Fatherhood is about nurturing and protecting your children. What do we do with the knowledge our children will be most affected by the fallout of our pandemic and climate crisis? If our children were diagnosed with a debilitating disease, we would demand the best treatment. It would be unthinkable to stand by and let them suffer.
This is exactly what we, as a nation, are doing with climate change.
My wife and I are doctors, and know climate change is a massive threat to our health. We saw this firsthand as we choked through the smoke from unprecedented bushfires, saw exhausted firefighters head into deadly fires, and experienced the terror of fires near us.
I slept in my local hospital during two state-of-emergency weeks earlier this year. I saw the flames come within 150m of our hospital. The memory of having to watch my family evacuate without me still makes me sick to the stomach.

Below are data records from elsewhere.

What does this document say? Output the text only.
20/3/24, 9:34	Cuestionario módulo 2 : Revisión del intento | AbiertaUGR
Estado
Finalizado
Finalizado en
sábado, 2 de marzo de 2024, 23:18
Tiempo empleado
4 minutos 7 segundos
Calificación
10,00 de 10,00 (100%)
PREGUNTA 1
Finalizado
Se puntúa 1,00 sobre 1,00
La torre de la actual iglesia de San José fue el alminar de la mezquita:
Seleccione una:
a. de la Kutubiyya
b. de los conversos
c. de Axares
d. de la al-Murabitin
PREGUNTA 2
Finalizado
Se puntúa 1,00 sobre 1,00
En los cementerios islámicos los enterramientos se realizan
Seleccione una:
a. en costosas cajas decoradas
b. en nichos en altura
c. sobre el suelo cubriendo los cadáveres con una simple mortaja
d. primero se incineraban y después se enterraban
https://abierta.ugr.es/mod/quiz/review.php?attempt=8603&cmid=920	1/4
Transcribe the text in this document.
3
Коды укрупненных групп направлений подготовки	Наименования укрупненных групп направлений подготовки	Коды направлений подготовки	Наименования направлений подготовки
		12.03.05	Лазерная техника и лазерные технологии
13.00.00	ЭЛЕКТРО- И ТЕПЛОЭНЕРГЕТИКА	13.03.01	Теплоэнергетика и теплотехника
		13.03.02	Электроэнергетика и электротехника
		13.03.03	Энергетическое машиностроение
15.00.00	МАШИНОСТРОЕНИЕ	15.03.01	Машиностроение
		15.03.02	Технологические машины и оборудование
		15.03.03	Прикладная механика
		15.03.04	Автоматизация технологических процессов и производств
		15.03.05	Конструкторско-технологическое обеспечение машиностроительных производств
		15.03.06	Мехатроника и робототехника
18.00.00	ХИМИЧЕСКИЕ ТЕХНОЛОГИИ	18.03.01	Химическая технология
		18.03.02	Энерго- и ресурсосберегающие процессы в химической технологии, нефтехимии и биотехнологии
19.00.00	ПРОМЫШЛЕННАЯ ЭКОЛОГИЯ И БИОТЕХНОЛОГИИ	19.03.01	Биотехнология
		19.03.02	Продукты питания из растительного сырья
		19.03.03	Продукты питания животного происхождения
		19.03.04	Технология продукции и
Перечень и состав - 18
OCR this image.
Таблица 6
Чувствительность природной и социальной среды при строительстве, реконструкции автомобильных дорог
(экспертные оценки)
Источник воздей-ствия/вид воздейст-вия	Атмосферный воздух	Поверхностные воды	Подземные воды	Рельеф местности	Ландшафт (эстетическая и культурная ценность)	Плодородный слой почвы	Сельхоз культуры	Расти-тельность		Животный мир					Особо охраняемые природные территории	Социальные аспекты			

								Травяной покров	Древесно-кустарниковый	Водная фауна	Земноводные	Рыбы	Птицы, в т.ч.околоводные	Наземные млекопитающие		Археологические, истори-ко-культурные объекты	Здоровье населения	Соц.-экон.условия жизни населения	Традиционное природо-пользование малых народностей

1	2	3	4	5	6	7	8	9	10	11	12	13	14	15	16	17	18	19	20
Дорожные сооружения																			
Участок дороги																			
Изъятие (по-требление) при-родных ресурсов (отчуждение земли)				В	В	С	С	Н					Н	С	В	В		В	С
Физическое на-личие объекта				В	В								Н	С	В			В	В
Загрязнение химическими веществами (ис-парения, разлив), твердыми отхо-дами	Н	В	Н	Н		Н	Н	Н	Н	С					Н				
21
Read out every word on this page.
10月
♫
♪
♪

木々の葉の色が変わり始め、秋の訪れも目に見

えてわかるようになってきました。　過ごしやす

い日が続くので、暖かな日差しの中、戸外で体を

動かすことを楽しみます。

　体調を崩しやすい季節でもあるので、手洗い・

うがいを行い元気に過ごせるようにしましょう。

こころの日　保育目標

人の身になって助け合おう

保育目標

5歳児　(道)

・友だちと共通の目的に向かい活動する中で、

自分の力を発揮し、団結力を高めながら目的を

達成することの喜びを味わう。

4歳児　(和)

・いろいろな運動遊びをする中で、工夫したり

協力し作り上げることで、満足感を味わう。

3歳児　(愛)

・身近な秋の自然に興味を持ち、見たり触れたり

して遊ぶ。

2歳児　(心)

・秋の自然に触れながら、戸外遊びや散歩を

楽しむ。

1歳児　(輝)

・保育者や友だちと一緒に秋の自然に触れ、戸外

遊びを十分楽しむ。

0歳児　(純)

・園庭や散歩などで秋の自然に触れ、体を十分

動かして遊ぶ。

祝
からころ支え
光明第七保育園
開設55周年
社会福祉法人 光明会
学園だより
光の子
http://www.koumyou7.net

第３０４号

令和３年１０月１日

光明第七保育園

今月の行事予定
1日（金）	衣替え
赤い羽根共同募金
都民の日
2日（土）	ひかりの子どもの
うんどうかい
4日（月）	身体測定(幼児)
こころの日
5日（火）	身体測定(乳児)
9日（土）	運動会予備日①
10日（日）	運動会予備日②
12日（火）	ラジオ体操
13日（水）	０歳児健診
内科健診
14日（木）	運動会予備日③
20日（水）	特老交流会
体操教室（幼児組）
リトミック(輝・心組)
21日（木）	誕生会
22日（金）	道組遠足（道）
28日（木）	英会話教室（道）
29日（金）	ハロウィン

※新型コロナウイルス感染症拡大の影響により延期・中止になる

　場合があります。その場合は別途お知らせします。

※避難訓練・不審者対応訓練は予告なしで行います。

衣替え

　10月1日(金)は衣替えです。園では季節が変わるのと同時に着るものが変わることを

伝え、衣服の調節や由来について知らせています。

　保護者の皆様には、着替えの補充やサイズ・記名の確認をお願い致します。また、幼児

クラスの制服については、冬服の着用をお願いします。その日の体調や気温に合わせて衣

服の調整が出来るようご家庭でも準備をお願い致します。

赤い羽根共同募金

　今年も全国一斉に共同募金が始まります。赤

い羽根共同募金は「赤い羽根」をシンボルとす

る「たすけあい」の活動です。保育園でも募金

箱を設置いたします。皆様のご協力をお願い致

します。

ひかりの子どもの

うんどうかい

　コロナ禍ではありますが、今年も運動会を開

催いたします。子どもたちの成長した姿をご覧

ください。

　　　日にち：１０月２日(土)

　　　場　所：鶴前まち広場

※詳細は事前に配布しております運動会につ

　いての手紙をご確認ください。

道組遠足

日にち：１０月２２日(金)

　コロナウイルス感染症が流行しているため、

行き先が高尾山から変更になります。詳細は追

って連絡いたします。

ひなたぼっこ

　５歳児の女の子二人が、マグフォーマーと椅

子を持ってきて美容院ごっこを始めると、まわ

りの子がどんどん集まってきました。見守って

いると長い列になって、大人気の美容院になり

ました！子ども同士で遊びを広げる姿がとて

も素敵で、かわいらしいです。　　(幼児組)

When I diagnose a disease based on the symptoms, I treat the cause. Worsening bushfires are a clear symptom of climate change, and we have to treat the root cause: the burning of fossil fuels like coal, oil, and gas. We have everything we need to nurse our climate, and our economy, back to health. Rebooting the economy with investments in large-scale renewables, sustainable communities and landscape restoration can address both our economic and climate crises, while setting us up for the future.
This is the only pathway to a future for my daughters and son where they won't be living with climate-supercharged risks to their health and safety; where they will grow in a thriving economy.
We all want the same thing: for our kids to grow up happy, healthy, and safe.
I'll cherish the handmade cards and pancakes, but ultimately, meaningful, united, ambitious climate action in Australia would be the greatest gift a father could receive.